Posted on 19 March 2009 by admin

It was only a matter of time, but it’s finally happened. The DBCDE has alienated enough of its private sector partners that one of them has leaked the blacklist. 

Asher Moses from the SMH posted an article about the leaking mere hours ago.

The EFA has promptly responded that this is a ‘wake up call’ to anyone concerned with secret government censorship. It’s also a wake up call to child protection agencies now that the ACMA has allowed a list containing links of child abuse to be published to the world. Failure.

It’s unfortunate that not a week after Senator Conroy asked Australians to ‘have faith’ in his department and the ACMA, proof arises that his attempts at child protection are a facade and that a significant proportion of the blacklist are in fact gambling sites or, in some cases, harmless MySpace and YouTube profiles. The site of a Queensland dentist was also put on the blacklist though no reasons for this have been forthcoming.

The ACMA has already come out threatening 10 years jail to any Australian that publishes (snip! -ed) the blacklist in an effort to control the blunder. 

Who leaked the Blacklist?

Until recently there was only a limited number of people with access to the blacklist, including ACMA officials, DBCDE staff and official Internet Filter vendors. Recently, however, the DBCDE opened the gates to the blacklist by accepting small home run businesses into the ISP filter trial. 

The DBCDE failed to heed warnings that this was a serious security risk and proceeded anyway.

So who has the DBCDE specifically alienated?
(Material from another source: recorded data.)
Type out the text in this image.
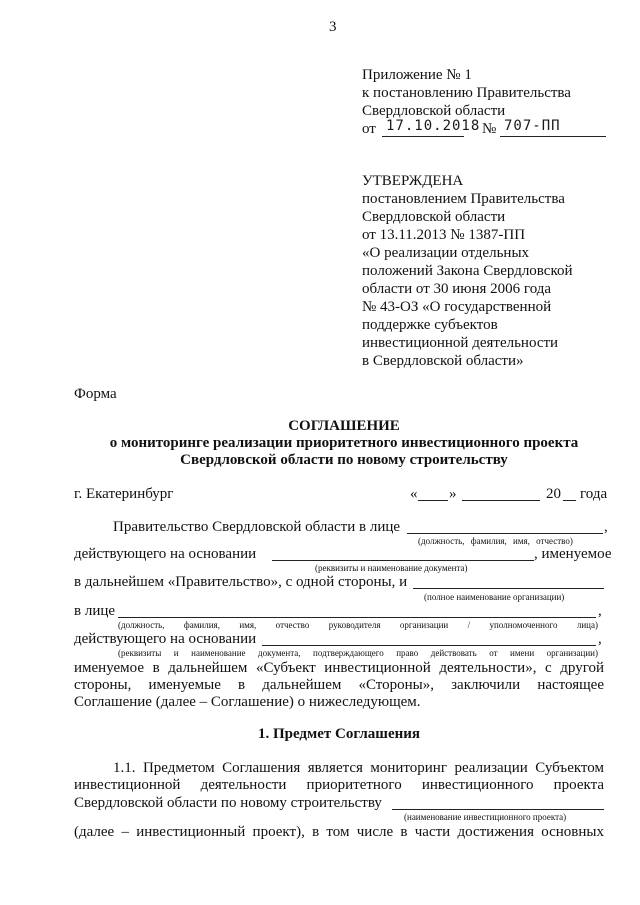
3
Приложение № 1
к постановлению Правительства
Свердловской области
от 17.10.2018 № 707-ПП
УТВЕРЖДЕНА
постановлением Правительства
Свердловской области
от 13.11.2013 № 1387-ПП
«О реализации отдельных
положений Закона Свердловской
области от 30 июня 2006 года
№ 43-ОЗ «О государственной
поддержке субъектов
инвестиционной деятельности
в Свердловской области»
Форма
СОГЛАШЕНИЕ
о мониторинге реализации приоритетного инвестиционного проекта
Свердловской области по новому строительству
г. Екатеринбург	« »	20 года
Правительство Свердловской области в лице	,
(должность, фамилия, имя, отчество)
действующего на основании	, именуемое
(реквизиты и наименование документа)
в дальнейшем «Правительство», с одной стороны, и
(полное наименование организации)
в лице	,
(должность, фамилия, имя, отчество руководителя организации / уполномоченного лица)
действующего на основании	,
(реквизиты и наименование документа, подтверждающего право действовать от имени организации)
именуемое в дальнейшем «Субъект инвестиционной деятельности», с другой
стороны, именуемые в дальнейшем «Стороны», заключили настоящее
Соглашение (далее – Соглашение) о нижеследующем.
1. Предмет Соглашения
1.1. Предметом Соглашения является мониторинг реализации Субъектом
инвестиционной деятельности приоритетного инвестиционного проекта
Свердловской области по новому строительству
(наименование инвестиционного проекта)
(далее – инвестиционный проект), в том числе в части достижения основных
Besides Telstra and all but one of Australia’s largest ISPs, the DBCDE hasn’t made itself popular with many PC based filtering vendors that were either shut out of the process entirely or, in the case of Optenet, booted out of the Net Alert scheme with no public reason given.

Now that the DBCDE has included 6 more companies, including a home-run ‘mum and dad’ operation, it’s anyone’s game, though the security around tech2u.com.au is probably not so crash hot that some bored script-kiddy couldn’t have lifted the list without much problem.

In the meantime, Net Alert Filter vendors are literally preparing for raids by Federal Police after hearing about the Blacklist being leaked.